Quem poderá proibir os dedos farpas / que dentro da canção fazem das brisas / as armas harpas / que são precisas?
“Querermos intervir em determinada luta com uma canção que a possa reflectir, pode significar substituir o factor dominante que é a luta política e não a traduzirmos em termos exactos. A canção pode perfeitamente apreender o sentido dessa luta, mas também pode acontecer termos o problema de a exprimirmos ideologicamente, e até factualmente, de uma forma errada. O caminho que essa luta deve seguir deve ser definido pela classe operária, pelos trabalhadores e não por nós, pois poderia haver o risco de estarmos a cair numa situação falsa e induzirmos as outras pessoas em erro. No entanto, acho que a forma como se pôs o problema seria a forma da nossa intervenção.
(Adriano Correia de Oliveira, 1977)

E diz o inteligente / que acabaram as canções...

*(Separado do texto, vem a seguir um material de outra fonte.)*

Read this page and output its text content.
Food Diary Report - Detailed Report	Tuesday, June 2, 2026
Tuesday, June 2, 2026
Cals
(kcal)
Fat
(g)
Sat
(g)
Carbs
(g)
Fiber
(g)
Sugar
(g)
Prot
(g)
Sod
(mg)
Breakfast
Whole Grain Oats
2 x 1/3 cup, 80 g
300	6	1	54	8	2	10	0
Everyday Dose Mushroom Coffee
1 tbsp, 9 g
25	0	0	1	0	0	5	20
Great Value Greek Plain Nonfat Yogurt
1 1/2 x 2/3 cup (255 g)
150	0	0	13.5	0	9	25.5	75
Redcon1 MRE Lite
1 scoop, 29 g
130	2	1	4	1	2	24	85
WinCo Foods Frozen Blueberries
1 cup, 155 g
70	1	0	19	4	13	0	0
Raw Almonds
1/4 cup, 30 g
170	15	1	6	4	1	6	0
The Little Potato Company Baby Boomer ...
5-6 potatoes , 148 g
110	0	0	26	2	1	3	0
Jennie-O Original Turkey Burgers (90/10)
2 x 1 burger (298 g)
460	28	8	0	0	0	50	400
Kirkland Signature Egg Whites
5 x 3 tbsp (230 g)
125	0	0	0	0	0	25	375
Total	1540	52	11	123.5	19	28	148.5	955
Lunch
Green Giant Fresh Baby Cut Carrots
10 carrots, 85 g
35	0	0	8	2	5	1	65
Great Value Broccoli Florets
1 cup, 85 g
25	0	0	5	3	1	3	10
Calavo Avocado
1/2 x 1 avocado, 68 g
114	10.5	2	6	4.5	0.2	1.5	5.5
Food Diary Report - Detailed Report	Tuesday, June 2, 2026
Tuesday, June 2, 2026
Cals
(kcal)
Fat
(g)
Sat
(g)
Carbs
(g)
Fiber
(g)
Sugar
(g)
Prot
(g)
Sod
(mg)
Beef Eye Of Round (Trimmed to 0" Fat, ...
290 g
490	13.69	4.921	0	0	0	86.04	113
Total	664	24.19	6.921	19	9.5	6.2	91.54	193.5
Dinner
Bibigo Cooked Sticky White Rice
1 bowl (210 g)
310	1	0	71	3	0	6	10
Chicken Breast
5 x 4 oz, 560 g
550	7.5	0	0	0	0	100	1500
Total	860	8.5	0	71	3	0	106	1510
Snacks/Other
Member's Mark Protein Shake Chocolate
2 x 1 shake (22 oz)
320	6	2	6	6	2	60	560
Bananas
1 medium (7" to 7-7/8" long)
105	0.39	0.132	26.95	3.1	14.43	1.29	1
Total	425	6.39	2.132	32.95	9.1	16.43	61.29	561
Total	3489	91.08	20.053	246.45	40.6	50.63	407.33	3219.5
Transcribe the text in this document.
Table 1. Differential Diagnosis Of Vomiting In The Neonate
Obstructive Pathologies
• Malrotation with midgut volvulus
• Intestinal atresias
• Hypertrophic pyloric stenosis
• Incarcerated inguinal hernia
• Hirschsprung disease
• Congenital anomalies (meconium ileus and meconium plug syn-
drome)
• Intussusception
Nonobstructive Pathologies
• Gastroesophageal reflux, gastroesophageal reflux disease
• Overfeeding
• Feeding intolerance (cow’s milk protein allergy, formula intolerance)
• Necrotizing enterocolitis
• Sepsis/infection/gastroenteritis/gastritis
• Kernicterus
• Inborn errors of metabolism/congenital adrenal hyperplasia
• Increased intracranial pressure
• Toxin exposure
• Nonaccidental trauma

“A canção tem múltiplos papéis a desempenhar. A canção não é só uma canção implicada politicamente. A canção tem de ser também um puro divertimento para as pessoas. Pessoalmente, creio que devo continuar a fazer o tipo de canções que já desde há muito tempo faço, porque penso que, agora mais do que nunca, há muitas coisas a defender e há muitas coisas a dizer às pessoas.”
(Fernando Tordo, 1975)

E os hinos que cantei / foram frutos do meu coração / feitos de alegria e de paixão...
“Intervenção há sempre, pode ser consciente ou inconsciente, assumida ou não assumida. Está-se sempre a intervir, de uma forma ou de outra. Agora, há pessoas que assumem essa função, esse sentido, essa eficácia, e eu encontro-me entre elas. O papel da canção de intervenção está extremamente ligado aos aspectos visíveis da luta social, da evolução da sociedade em que se vive. A canção, para que se considere de vanguarda, é sempre um reflexo comum a todas as formas de expressão artística no meio onde é produzida. Constitui um reflexo daquilo que é o criador, da sua própria experiência de vida, do seu carácter.”